Alt işverenlik uygulaması, çalışma hayatının bir gereği olarak ortaya çıkmakla birlikte, ülkemizde maliyeti düşürmenin, sigortalılara ve onun halefi durumunda olan SGK’ya karşı olan sorumluluklardan kurtulmanın bir aracı olarak kullanılmaktadır2. Söz konusu uygulama iş kazaları açısından doğan sorumluluğun tespitinde de sorun oluşturmaktadır. Dolayısıyla, iş kazasından doğan sorumluluğun belirlenmesinde ilgili mevzuatın (5510 s. K. m. 12 (mülga 506 s. K. m. 87) ve 4857 s. K. m. 2/6) yorumu ve asıl işveren-alt işveren ilişkisinin tespiti önem kazanmaktadır. Yargıtay konuya ilişkin kararlarında, işyerinde bir işi üstlenen müteahhidin alt işveren (aracı) sıfatının ve buna bağlı olarak asıl işverenin iş kazasından birlikte sorumluluğunun tespiti için, her iki işveren tarafından yapılan işlerin başka bir ifadeyle üretimin aynı faaliyet ya da aynı plan kapsamında yürütülüp yürütülmediğini ve işin anahtar teslimi şeklinde olup olmadığını incelemektedir3.

II. ALT İŞVERENLİĞİN KOŞULLARI

Alt işverenlik hakkında İş Kanununda ve sosyal güvenlik mevzuatında ayrı ve özel düzenlemeler getirilmiştir. Nitekim asıl işverenin sorumluluğunun kapsamını belirleyen 5510 sayılı Yasanın 12’nci maddesinin son fıkrası "Bir işverenden, işyerinde yürüttüğü mal veya hizmet üretimine ilişkin bir işte veya bir işin bölüm veya eklentilerinde, iş alan ve bu iş için görevlendirdiği sigortalıları çalıştıran üçüncü kişiye alt işveren denir. Sigortalılar, üçüncü bir kişinin aracılığı ile işe girmiş ve bunlarla sözleşme yapmış olsalar dahi, asıl işveren, bu Kanunun işverene yüklediği yükümlülüklerden dolayı alt işveren ile birlikte sorumludur” hükmünü içermektedir.
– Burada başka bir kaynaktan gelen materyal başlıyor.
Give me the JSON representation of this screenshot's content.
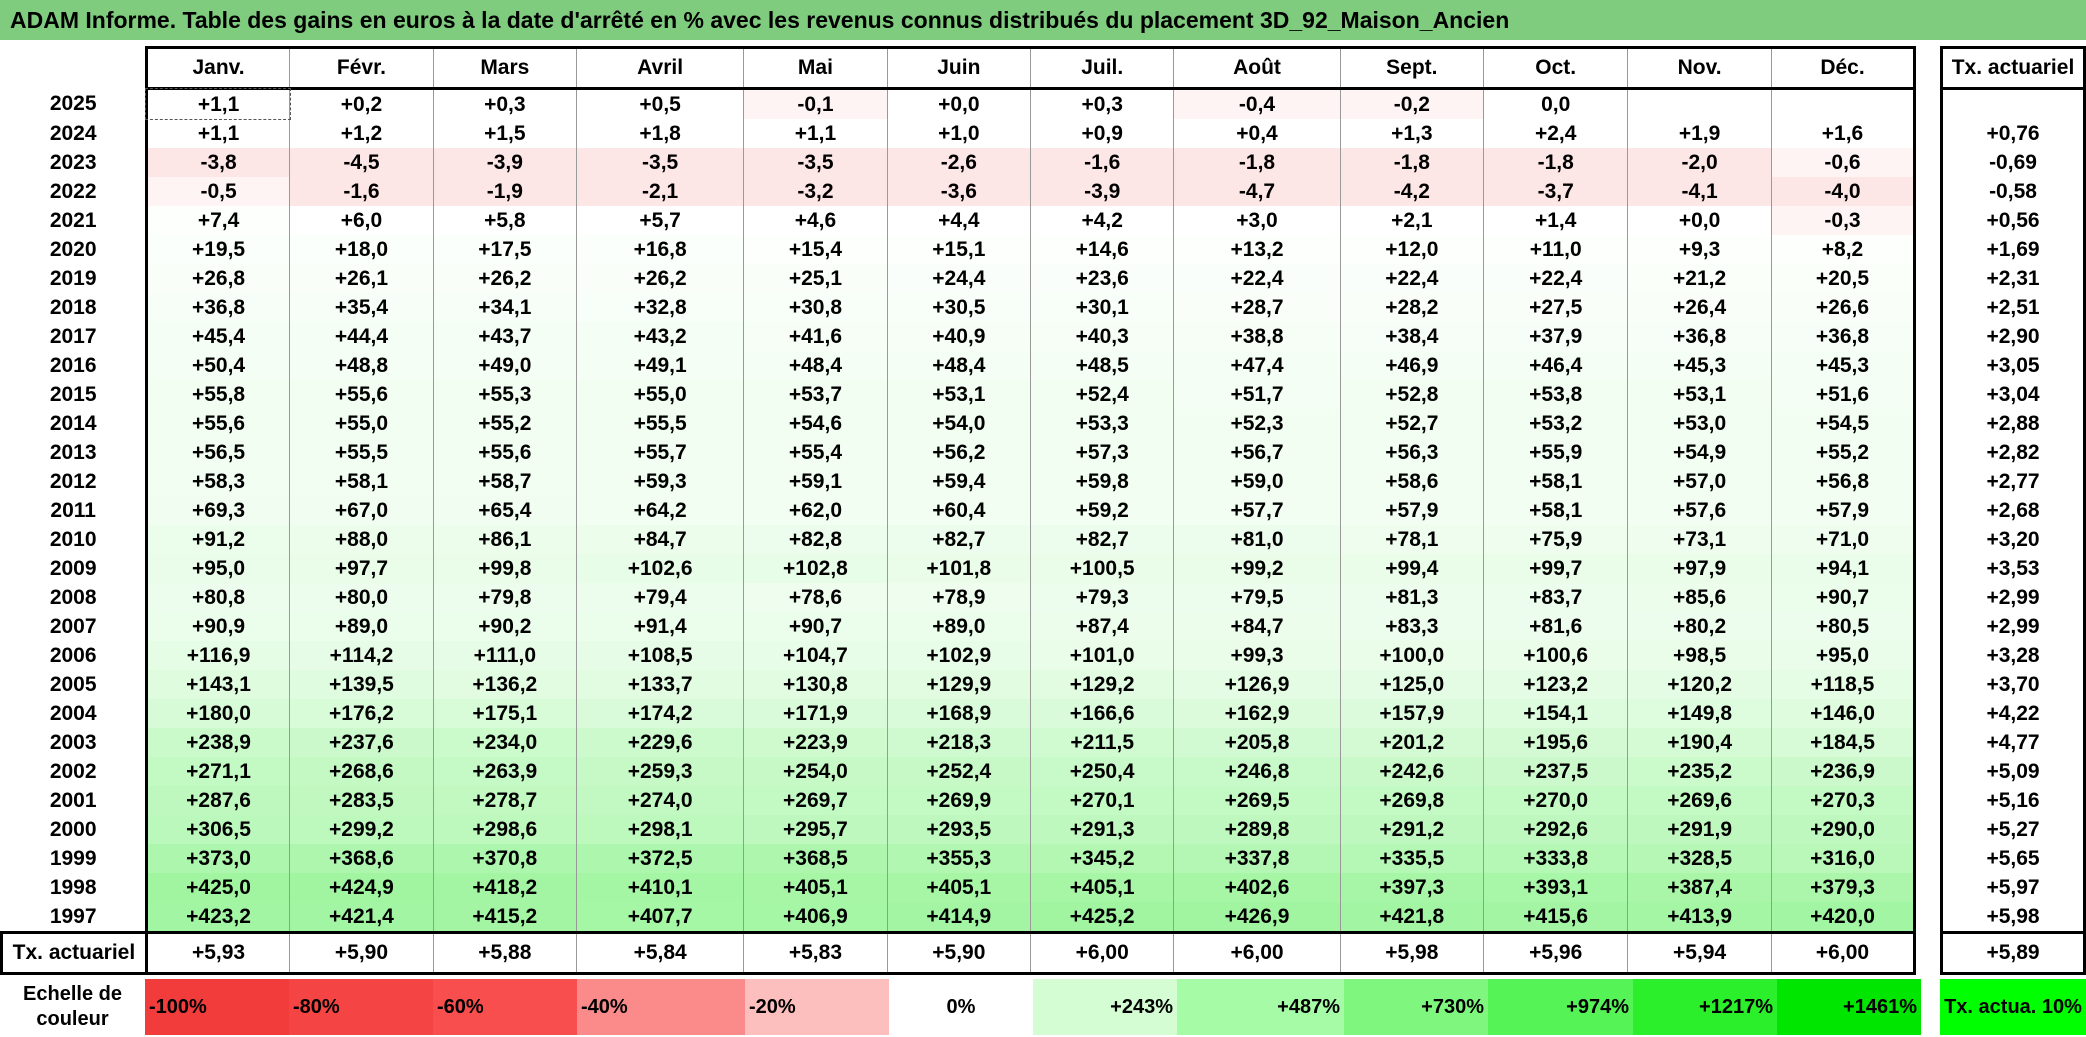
{
  "title": "ADAM Informe. Table des gains en euros à la date d'arrêté en % avec les revenus connus distribués du placement 3D_92_Maison_Ancien",
  "months": [
    "Janv.",
    "Févr.",
    "Mars",
    "Avril",
    "Mai",
    "Juin",
    "Juil.",
    "Août",
    "Sept.",
    "Oct.",
    "Nov.",
    "Déc."
  ],
  "rate_header": "Tx. actuariel",
  "rows": [
    {
      "year": "2025",
      "values": [
        "+1,1",
        "+0,2",
        "+0,3",
        "+0,5",
        "-0,1",
        "+0,0",
        "+0,3",
        "-0,4",
        "-0,2",
        "0,0",
        "",
        ""
      ],
      "rate": ""
    },
    {
      "year": "2024",
      "values": [
        "+1,1",
        "+1,2",
        "+1,5",
        "+1,8",
        "+1,1",
        "+1,0",
        "+0,9",
        "+0,4",
        "+1,3",
        "+2,4",
        "+1,9",
        "+1,6"
      ],
      "rate": "+0,76"
    },
    {
      "year": "2023",
      "values": [
        "-3,8",
        "-4,5",
        "-3,9",
        "-3,5",
        "-3,5",
        "-2,6",
        "-1,6",
        "-1,8",
        "-1,8",
        "-1,8",
        "-2,0",
        "-0,6"
      ],
      "rate": "-0,69"
    },
    {
      "year": "2022",
      "values": [
        "-0,5",
        "-1,6",
        "-1,9",
        "-2,1",
        "-3,2",
        "-3,6",
        "-3,9",
        "-4,7",
        "-4,2",
        "-3,7",
        "-4,1",
        "-4,0"
      ],
      "rate": "-0,58"
    },
    {
      "year": "2021",
      "values": [
        "+7,4",
        "+6,0",
        "+5,8",
        "+5,7",
        "+4,6",
        "+4,4",
        "+4,2",
        "+3,0",
        "+2,1",
        "+1,4",
        "+0,0",
        "-0,3"
      ],
      "rate": "+0,56"
    },
    {
      "year": "2020",
      "values": [
        "+19,5",
        "+18,0",
        "+17,5",
        "+16,8",
        "+15,4",
        "+15,1",
        "+14,6",
        "+13,2",
        "+12,0",
        "+11,0",
        "+9,3",
        "+8,2"
      ],
      "rate": "+1,69"
    },
    {
      "year": "2019",
      "values": [
        "+26,8",
        "+26,1",
        "+26,2",
        "+26,2",
        "+25,1",
        "+24,4",
        "+23,6",
        "+22,4",
        "+22,4",
        "+22,4",
        "+21,2",
        "+20,5"
      ],
      "rate": "+2,31"
    },
    {
      "year": "2018",
      "values": [
        "+36,8",
        "+35,4",
        "+34,1",
        "+32,8",
        "+30,8",
        "+30,5",
        "+30,1",
        "+28,7",
        "+28,2",
        "+27,5",
        "+26,4",
        "+26,6"
      ],
      "rate": "+2,51"
    },
    {
      "year": "2017",
      "values": [
        "+45,4",
        "+44,4",
        "+43,7",
        "+43,2",
        "+41,6",
        "+40,9",
        "+40,3",
        "+38,8",
        "+38,4",
        "+37,9",
        "+36,8",
        "+36,8"
      ],
      "rate": "+2,90"
    },
    {
      "year": "2016",
      "values": [
        "+50,4",
        "+48,8",
        "+49,0",
        "+49,1",
        "+48,4",
        "+48,4",
        "+48,5",
        "+47,4",
        "+46,9",
        "+46,4",
        "+45,3",
        "+45,3"
      ],
      "rate": "+3,05"
    },
    {
      "year": "2015",
      "values": [
        "+55,8",
        "+55,6",
        "+55,3",
        "+55,0",
        "+53,7",
        "+53,1",
        "+52,4",
        "+51,7",
        "+52,8",
        "+53,8",
        "+53,1",
        "+51,6"
      ],
      "rate": "+3,04"
    },
    {
      "year": "2014",
      "values": [
        "+55,6",
        "+55,0",
        "+55,2",
        "+55,5",
        "+54,6",
        "+54,0",
        "+53,3",
        "+52,3",
        "+52,7",
        "+53,2",
        "+53,0",
        "+54,5"
      ],
      "rate": "+2,88"
    },
    {
      "year": "2013",
      "values": [
        "+56,5",
        "+55,5",
        "+55,6",
        "+55,7",
        "+55,4",
        "+56,2",
        "+57,3",
        "+56,7",
        "+56,3",
        "+55,9",
        "+54,9",
        "+55,2"
      ],
      "rate": "+2,82"
    },
    {
      "year": "2012",
      "values": [
        "+58,3",
        "+58,1",
        "+58,7",
        "+59,3",
        "+59,1",
        "+59,4",
        "+59,8",
        "+59,0",
        "+58,6",
        "+58,1",
        "+57,0",
        "+56,8"
      ],
      "rate": "+2,77"
    },
    {
      "year": "2011",
      "values": [
        "+69,3",
        "+67,0",
        "+65,4",
        "+64,2",
        "+62,0",
        "+60,4",
        "+59,2",
        "+57,7",
        "+57,9",
        "+58,1",
        "+57,6",
        "+57,9"
      ],
      "rate": "+2,68"
    },
    {
      "year": "2010",
      "values": [
        "+91,2",
        "+88,0",
        "+86,1",
        "+84,7",
        "+82,8",
        "+82,7",
        "+82,7",
        "+81,0",
        "+78,1",
        "+75,9",
        "+73,1",
        "+71,0"
      ],
      "rate": "+3,20"
    },
    {
      "year": "2009",
      "values": [
        "+95,0",
        "+97,7",
        "+99,8",
        "+102,6",
        "+102,8",
        "+101,8",
        "+100,5",
        "+99,2",
        "+99,4",
        "+99,7",
        "+97,9",
        "+94,1"
      ],
      "rate": "+3,53"
    },
    {
      "year": "2008",
      "values": [
        "+80,8",
        "+80,0",
        "+79,8",
        "+79,4",
        "+78,6",
        "+78,9",
        "+79,3",
        "+79,5",
        "+81,3",
        "+83,7",
        "+85,6",
        "+90,7"
      ],
      "rate": "+2,99"
    },
    {
      "year": "2007",
      "values": [
        "+90,9",
        "+89,0",
        "+90,2",
        "+91,4",
        "+90,7",
        "+89,0",
        "+87,4",
        "+84,7",
        "+83,3",
        "+81,6",
        "+80,2",
        "+80,5"
      ],
      "rate": "+2,99"
    },
    {
      "year": "2006",
      "values": [
        "+116,9",
        "+114,2",
        "+111,0",
        "+108,5",
        "+104,7",
        "+102,9",
        "+101,0",
        "+99,3",
        "+100,0",
        "+100,6",
        "+98,5",
        "+95,0"
      ],
      "rate": "+3,28"
    },
    {
      "year": "2005",
      "values": [
        "+143,1",
        "+139,5",
        "+136,2",
        "+133,7",
        "+130,8",
        "+129,9",
        "+129,2",
        "+126,9",
        "+125,0",
        "+123,2",
        "+120,2",
        "+118,5"
      ],
      "rate": "+3,70"
    },
    {
      "year": "2004",
      "values": [
        "+180,0",
        "+176,2",
        "+175,1",
        "+174,2",
        "+171,9",
        "+168,9",
        "+166,6",
        "+162,9",
        "+157,9",
        "+154,1",
        "+149,8",
        "+146,0"
      ],
      "rate": "+4,22"
    },
    {
      "year": "2003",
      "values": [
        "+238,9",
        "+237,6",
        "+234,0",
        "+229,6",
        "+223,9",
        "+218,3",
        "+211,5",
        "+205,8",
        "+201,2",
        "+195,6",
        "+190,4",
        "+184,5"
      ],
      "rate": "+4,77"
    },
    {
      "year": "2002",
      "values": [
        "+271,1",
        "+268,6",
        "+263,9",
        "+259,3",
        "+254,0",
        "+252,4",
        "+250,4",
        "+246,8",
        "+242,6",
        "+237,5",
        "+235,2",
        "+236,9"
      ],
      "rate": "+5,09"
    },
    {
      "year": "2001",
      "values": [
        "+287,6",
        "+283,5",
        "+278,7",
        "+274,0",
        "+269,7",
        "+269,9",
        "+270,1",
        "+269,5",
        "+269,8",
        "+270,0",
        "+269,6",
        "+270,3"
      ],
      "rate": "+5,16"
    },
    {
      "year": "2000",
      "values": [
        "+306,5",
        "+299,2",
        "+298,6",
        "+298,1",
        "+295,7",
        "+293,5",
        "+291,3",
        "+289,8",
        "+291,2",
        "+292,6",
        "+291,9",
        "+290,0"
      ],
      "rate": "+5,27"
    },
    {
      "year": "1999",
      "values": [
        "+373,0",
        "+368,6",
        "+370,8",
        "+372,5",
        "+368,5",
        "+355,3",
        "+345,2",
        "+337,8",
        "+335,5",
        "+333,8",
        "+328,5",
        "+316,0"
      ],
      "rate": "+5,65"
    },
    {
      "year": "1998",
      "values": [
        "+425,0",
        "+424,9",
        "+418,2",
        "+410,1",
        "+405,1",
        "+405,1",
        "+405,1",
        "+402,6",
        "+397,3",
        "+393,1",
        "+387,4",
        "+379,3"
      ],
      "rate": "+5,97"
    },
    {
      "year": "1997",
      "values": [
        "+423,2",
        "+421,4",
        "+415,2",
        "+407,7",
        "+406,9",
        "+414,9",
        "+425,2",
        "+426,9",
        "+421,8",
        "+415,6",
        "+413,9",
        "+420,0"
      ],
      "rate": "+5,98"
    }
  ],
  "totals": {
    "label": "Tx. actuariel",
    "values": [
      "+5,93",
      "+5,90",
      "+5,88",
      "+5,84",
      "+5,83",
      "+5,90",
      "+6,00",
      "+6,00",
      "+5,98",
      "+5,96",
      "+5,94",
      "+6,00"
    ],
    "rate": "+5,89"
  },
  "legend": {
    "label": "Echelle de couleur",
    "cells": [
      {
        "text": "-100%",
        "color": "#f23c3c",
        "align": "left"
      },
      {
        "text": "-80%",
        "color": "#f54444",
        "align": "left"
      },
      {
        "text": "-60%",
        "color": "#f84e4e",
        "align": "left"
      },
      {
        "text": "-40%",
        "color": "#fb8a8a",
        "align": "left"
      },
      {
        "text": "-20%",
        "color": "#fdbebe",
        "align": "left"
      },
      {
        "text": "0%",
        "color": "#ffffff",
        "align": "center"
      },
      {
        "text": "+243%",
        "color": "#d4fdd4",
        "align": "right"
      },
      {
        "text": "+487%",
        "color": "#a6fba6",
        "align": "right"
      },
      {
        "text": "+730%",
        "color": "#7ff77f",
        "align": "right"
      },
      {
        "text": "+974%",
        "color": "#55f355",
        "align": "right"
      },
      {
        "text": "+1217%",
        "color": "#2bef2b",
        "align": "right"
      },
      {
        "text": "+1461%",
        "color": "#00e600",
        "align": "right"
      }
    ],
    "tx_label": "Tx. actua. 10%",
    "tx_color": "#00ff00"
  },
  "colors": {
    "title_bg": "#7fcc7f",
    "negative_row_bg": "#fde6e6",
    "positive_max": "#a4f5a4"
  }
}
Aynı konuda 4857 sayılı İş Kanununun (İK) 2’nci maddesinin altıncı fıkrasına göre (benzer şekilde tanımlayan Alt İşveren Yönetmeliği m. 3/a)“Bir işverenden, işyerinde yürüttüğü mal veya hizmet üretimine ilişkin yardımcı işlerinde veya asıl işin bir bölümünde işletmenin ve işin gereği ile teknolojik nedenlerle uzmanlık gerektiren işlerde iş alan ve bu iş için görevlendirdiği işçilerini sadece bu işyerinde aldığı işte çalıştıran diğer işveren ile iş aldığı işveren arasında kurulan ilişkiye asıl işveren-alt işveren ilişkisi denir. Bu ilişkide asıl işveren, alt işverenin işçilerine karşı o işyeri ile ilgili olarak bu Kanundan, iş sözleşmesinden veya alt işverenin taraf olduğu toplu iş sözleşmesinden doğan yükümlülüklerinden alt işveren ile birlikte sorumludur.” İşçiler (sigortalılar) diğer işverenin (üçüncü kişinin) aracılığıyla işe girmiş ve bunlarla sözleşme yapmış olsalar dahi, asıl işveren bu Kanunun işverene yüklediği (İK açısından ise “bu Kanundan, iş sözleşmesinden veya alt işverenin taraf olduğu toplu iş sözleşmesinden doğan”) yükümlülüklerden dolayı alt işverenle birlikte sorumlu olacaktır4.